'Deixei de ser freira e me descobri lésbica. Deus quer nossa felicidade'
"Sou de uma família humilde. Meus pais, que faleceram há oito anos, tiveram 22 filhos. Desses, não sobreviveram todos. Eles tinham a fé deles, mas não eram de frequentar a igreja. Eu ia desde pequena. Quando eu tinha mais ou menos 12 anos, houve uma missão vocacional das irmãs na minha cidade natal, Terra Roxa, no interior de São Paulo. É uma pequena cidade vizinha de Bebedouro, onde vivo hoje. Eu senti aquele desejo de servir como elas.
Foi quando conheci a congregação bebedourense das Irmãzinhas Pobres de São Pedro Claver, do Lar do Idoso do município. O que eu ouvia de todo mundo é que eu não servia para ser freira. Eu não tive apoio, de início, nem da minha família. Mas não me arrependo de nada. Só sinto felicidade.
Fiz o aspirantado no Brasil e depois fui para Roma fazer o postulado e o noviciado. Me tornei freira. Lembro como se fosse hoje que só contei para os meus pais quando a passagem já estava comprada. De lá fui para Madri, onde permaneci por anos. Passei também por Verdú, perto de Barcelona, e pela Colômbia. Trabalhei em hospitais geriátricos e orfanatos em outros países, conheci modos de vida diferentes dos nossos aqui no Brasil.
'Achei que seria expulsa por causa de uma colega'
Eu era muito feliz dentro do convento. Gostava do que eu fazia. Eu não queria sair, na verdade. Mas houve um acontecimento e me senti obrigada, porque fiquei com medo.
Todo ano a gente tinha de escrever uma carta para a congregação falando que a gente estava feliz e que queria continuar. Essa colega disse para mim que iria mandar uma carta dizendo que eu estava infeliz lá. Foi isso que me levou a sair do convento.
A pessoa que me disse aquilo não se encontra mais na congregação, foi expulsa. E quando fui contar para a madre ela disse que eu não deveria ter saído. Era uma irmã, colega de serviço.
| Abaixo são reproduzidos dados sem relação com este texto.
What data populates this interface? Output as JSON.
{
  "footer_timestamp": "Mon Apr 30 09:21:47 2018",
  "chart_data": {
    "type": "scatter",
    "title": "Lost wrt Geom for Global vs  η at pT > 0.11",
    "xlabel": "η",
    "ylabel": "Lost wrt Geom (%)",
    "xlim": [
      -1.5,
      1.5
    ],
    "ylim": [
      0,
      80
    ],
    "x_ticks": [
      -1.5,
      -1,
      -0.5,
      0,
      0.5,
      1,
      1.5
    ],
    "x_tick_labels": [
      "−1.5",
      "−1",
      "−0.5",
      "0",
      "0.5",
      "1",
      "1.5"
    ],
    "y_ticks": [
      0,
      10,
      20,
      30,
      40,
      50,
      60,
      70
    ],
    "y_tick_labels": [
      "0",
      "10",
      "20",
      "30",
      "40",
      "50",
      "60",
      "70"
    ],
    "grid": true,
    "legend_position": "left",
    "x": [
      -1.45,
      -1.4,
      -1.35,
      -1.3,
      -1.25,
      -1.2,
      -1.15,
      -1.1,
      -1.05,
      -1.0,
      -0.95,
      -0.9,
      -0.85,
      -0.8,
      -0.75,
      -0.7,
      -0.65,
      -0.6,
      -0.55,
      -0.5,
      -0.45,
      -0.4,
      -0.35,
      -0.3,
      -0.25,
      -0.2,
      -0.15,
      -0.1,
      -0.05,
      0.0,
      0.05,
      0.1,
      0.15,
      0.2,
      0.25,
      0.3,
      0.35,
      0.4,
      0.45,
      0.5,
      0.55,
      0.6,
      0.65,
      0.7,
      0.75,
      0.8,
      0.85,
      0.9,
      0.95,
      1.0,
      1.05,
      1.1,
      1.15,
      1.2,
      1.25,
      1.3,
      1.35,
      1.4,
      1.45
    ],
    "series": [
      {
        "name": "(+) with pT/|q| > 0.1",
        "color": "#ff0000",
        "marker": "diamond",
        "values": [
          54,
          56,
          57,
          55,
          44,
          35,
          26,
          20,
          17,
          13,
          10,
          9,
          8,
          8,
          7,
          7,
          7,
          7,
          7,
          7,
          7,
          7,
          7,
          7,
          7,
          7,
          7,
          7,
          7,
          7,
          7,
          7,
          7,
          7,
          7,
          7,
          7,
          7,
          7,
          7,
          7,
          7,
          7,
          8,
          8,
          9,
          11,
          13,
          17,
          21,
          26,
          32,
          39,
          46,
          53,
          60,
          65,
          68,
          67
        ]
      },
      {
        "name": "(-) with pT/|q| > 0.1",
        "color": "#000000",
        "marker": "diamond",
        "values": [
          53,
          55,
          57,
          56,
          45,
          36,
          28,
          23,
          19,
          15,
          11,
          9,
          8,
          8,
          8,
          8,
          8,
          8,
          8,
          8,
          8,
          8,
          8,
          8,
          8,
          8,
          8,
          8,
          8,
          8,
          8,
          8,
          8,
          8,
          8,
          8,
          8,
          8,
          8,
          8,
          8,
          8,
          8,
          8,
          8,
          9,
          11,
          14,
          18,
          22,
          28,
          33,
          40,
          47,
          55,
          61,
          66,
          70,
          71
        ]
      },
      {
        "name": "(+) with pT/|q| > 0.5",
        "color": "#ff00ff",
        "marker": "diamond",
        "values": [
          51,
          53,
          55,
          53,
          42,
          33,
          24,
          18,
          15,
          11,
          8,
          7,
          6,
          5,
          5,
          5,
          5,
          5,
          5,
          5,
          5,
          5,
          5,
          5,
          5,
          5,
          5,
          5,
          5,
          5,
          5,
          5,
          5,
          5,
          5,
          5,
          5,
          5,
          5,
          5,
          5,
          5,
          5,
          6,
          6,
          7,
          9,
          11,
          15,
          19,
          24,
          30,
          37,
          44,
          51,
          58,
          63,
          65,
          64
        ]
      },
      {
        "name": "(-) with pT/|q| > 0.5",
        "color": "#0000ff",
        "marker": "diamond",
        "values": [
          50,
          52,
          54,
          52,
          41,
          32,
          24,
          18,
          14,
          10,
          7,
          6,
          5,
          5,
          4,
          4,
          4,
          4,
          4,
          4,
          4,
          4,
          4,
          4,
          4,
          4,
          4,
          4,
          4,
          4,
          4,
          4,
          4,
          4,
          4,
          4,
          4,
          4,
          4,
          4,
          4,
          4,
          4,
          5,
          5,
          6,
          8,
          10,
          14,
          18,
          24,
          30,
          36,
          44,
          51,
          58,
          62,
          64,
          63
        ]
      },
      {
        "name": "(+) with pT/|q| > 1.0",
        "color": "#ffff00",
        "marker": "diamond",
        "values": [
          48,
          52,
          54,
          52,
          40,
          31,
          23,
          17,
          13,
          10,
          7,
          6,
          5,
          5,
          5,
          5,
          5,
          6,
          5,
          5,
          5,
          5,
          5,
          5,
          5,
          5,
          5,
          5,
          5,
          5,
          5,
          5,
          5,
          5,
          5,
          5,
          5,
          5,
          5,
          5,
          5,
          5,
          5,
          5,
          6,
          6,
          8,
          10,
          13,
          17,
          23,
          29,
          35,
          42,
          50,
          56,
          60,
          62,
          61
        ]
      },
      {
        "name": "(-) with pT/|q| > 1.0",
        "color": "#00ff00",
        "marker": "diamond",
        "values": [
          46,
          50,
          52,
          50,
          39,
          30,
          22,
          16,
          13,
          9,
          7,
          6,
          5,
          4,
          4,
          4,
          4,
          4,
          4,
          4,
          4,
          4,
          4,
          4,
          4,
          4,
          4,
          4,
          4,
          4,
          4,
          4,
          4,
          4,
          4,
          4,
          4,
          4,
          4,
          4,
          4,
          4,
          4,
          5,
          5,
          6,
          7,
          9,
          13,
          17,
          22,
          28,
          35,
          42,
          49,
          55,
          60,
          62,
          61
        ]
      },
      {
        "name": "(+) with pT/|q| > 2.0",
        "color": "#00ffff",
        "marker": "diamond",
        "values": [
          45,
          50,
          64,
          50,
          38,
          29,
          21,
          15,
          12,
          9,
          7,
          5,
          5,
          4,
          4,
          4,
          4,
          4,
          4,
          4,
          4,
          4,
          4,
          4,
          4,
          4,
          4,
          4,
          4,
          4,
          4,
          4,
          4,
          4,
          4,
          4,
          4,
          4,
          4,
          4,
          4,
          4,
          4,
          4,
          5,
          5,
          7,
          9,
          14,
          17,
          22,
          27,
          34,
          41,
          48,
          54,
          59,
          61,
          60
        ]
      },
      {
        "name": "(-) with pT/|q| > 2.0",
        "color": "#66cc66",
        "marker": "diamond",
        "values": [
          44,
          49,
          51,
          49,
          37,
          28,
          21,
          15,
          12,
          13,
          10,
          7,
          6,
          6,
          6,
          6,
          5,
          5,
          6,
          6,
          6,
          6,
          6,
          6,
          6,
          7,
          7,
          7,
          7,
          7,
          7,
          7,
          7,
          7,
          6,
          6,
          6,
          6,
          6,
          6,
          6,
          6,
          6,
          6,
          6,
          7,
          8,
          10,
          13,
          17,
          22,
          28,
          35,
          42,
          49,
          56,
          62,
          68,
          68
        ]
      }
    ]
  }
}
Hoje eu entendo tudo. Estando aqui fora, acho que ela também era lésbica e foi motivada por isso.
Ela só queria que eu ficasse sempre perto dela, que eu comesse com ela, mas até então, para mim, era tudo normal. Desde criança, eu achava as mulheres bonitas, mas eu não entendia o que acontecia. Assim que eu saí do convento, conheci uma pessoa. Foi o primeiro homem da minha vida. Ficamos um tempo namorando, mas daí tive a certeza de que não era aquilo o que eu queria.
Só há cinco anos eu tive minha primeira experiência com uma mulher. Fui noiva durante três anos.
Na minha cidade, ainda ouço de muitas pessoas que sou pecadora. Que devo ter sofrido alguma decepção amorosa. Minha orientação sexual é algo de que eu tenho certeza e que me faz feliz. A minha família não aceita.
Tenho dois irmãos que declaradamente não aceitam minha sexualidade, mas que não me tratam mal. A vontade da minha família é que eu volte com meu ex. Mas eu jamais faria isso. Quero viver a minha felicidade.
Não me importo com isso. O único que nos julga é Deus e ele quer a nossa felicidade.
O mundo seria muito melhor se as pessoas realmente saíssem do armário e assumissem o que elas querem. Não aceito muitas coisas da Igreja Católica, mas minha fé continua firme e forte.
'Venci um câncer de mama e hoje crio meu sobrinho'
Tenho muita fé em Nossa Senhora Aparecida. Não perdi a fé em Deus. Passei por um câncer maligno há cinco anos. Não era para eu estar aqui nesse mundo hoje.
Passei por duas cirurgias. Não precisei fazer a quimioterapia, só radio. Eu fui curada. Mas eu dobrei meus joelhos no chão e pedi para Nossa Senhora, porque tenho meu sobrinho para cuidar. Tenho a guarda definitiva dele, porque os pais cederam por estarem envolvidos com drogas.
Eram meus pais que cuidavam dele e eu ajudava com tudo o que eles precisavam. Ia atrás de tudo. Com o falecimento deles, o menino ficou comigo. Paulo Henrique está hoje com 15 anos e é o amor da minha vida.
O meu intuito é crescer na vida! Terminar o curso de necropsia que estou fazendo, ser uma tradutora, já que eu falo dois idiomas, conhecer coisas novas, lugares novos e viver experiências novas. Também vou me mudar para Ribeirão Preto, em breve. Quero crescer materialmente e espiritualmente."